Kompas.com - 08/01/2019, 19:20 WIB
Ilustrasi bursaThinkstock Ilustrasi bursa

JAKARTA, KOMPAS.com - Menjelang pencatatan di Bursa Efek Indonesia (BEI), saham PT Estika Tata Tiara Tbk (KIBIF) mencatatkan kelebihan permintaan (oversubscribed) sebanyak 86,11 kali dari porsi pooling selama masa penawaran umum.

Adapun perusahaan pengolahan daging sapi tersebut dijadwalkan melakukan pencatatan umum perdana (initial public offering/ IPO) pada 10 Januari 2019 mendatang.

Masa penawaran umum saham perdana KIBIF berlangsung 2-4 Januari 2019 dengan harga pelaksanaan Rp 340 per saham.
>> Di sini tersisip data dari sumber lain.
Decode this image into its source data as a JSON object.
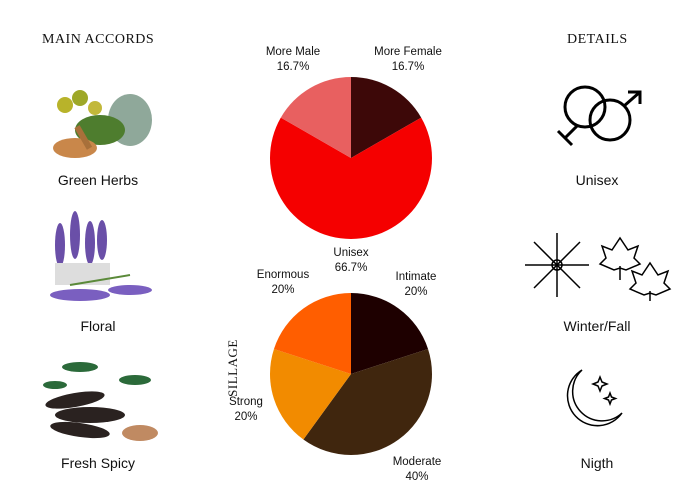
{
  "accords": {
    "title": "MAIN ACCORDS",
    "items": [
      {
        "label": "Green Herbs"
      },
      {
        "label": "Floral"
      },
      {
        "label": "Fresh Spicy"
      }
    ]
  },
  "details": {
    "title": "DETAILS",
    "items": [
      {
        "label": "Unisex",
        "icon": "gender-icon"
      },
      {
        "label": "Winter/Fall",
        "icon": "snowflake-leaves-icon"
      },
      {
        "label": "Nigth",
        "icon": "moon-stars-icon"
      }
    ]
  },
  "chart_data": [
    {
      "type": "pie",
      "slices": [
        {
          "label": "More Female",
          "value": 16.7,
          "text": "16.7%",
          "color": "#3d0808"
        },
        {
          "label": "Unisex",
          "value": 66.7,
          "text": "66.7%",
          "color": "#f50000"
        },
        {
          "label": "More Male",
          "value": 16.7,
          "text": "16.7%",
          "color": "#e86060"
        }
      ]
    },
    {
      "type": "pie",
      "title": "SILLAGE",
      "slices": [
        {
          "label": "Intimate",
          "value": 20,
          "text": "20%",
          "color": "#1e0000"
        },
        {
          "label": "Moderate",
          "value": 40,
          "text": "40%",
          "color": "#40260e"
        },
        {
          "label": "Strong",
          "value": 20,
          "text": "20%",
          "color": "#f28b00"
        },
        {
          "label": "Enormous",
          "value": 20,
          "text": "20%",
          "color": "#ff5e00"
        }
      ]
    }
  ]
}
Adapun jumlah saham yang dilepas mencapai 376.862.500 saham atau 20 persen dari jumlah modal ditempatkan dan disetor penuh.

Dengan harga tersebut, perolehan dana IPO KIBIF akan mencapai Rp 128,13 miliar.

Baca juga: Jokowi Dibisiki soal Kinerja Bursa RI Terbaik Kedua di Dunia

John Octavianus selaku Head of Investment Banking UOB Kay Hian Sekuritas selaku penjamin pelaksana emisi efek IPO KIBIF menyatakan, permintaan dari masyarakat telah melebihi saham yang ditawarkan.

“IPO KIBIF menarik, animo dari masyarakat sangat baik karena industri ini telah dikenal baik oleh masyarakat,” ujar John dalam keterangannya, Selasa (8/1/2019).

Baca juga: Jumlah IPO di BEI Tahun Ini Tertinggi Sejak 1992

Sebanyak 45 persen dana hasil IPO akan digunakan untuk pembelian sapi hidup lokal maupun impor, 25 persen untuk pembelian barang dagangan, dan 30 persen untuk investasi perluasan kandang, investasi bangunan fasilitas produksi baru di Subang, serta investasi bangunan untuk penambahan kapasitas produksi di Salatiga.

Direktur Independen Estika Tata Tiara Frederik Wattimena mengatakan, perseroan menargetkan laba bersih meningkat hingga 4 kali pada tahun ini atau mencapai Rp 80 miliar.

"Target ini seiring dengan strategi meningkatkan kapasitas produksi melalui perolehan dana dari IPO," jelas Frederik.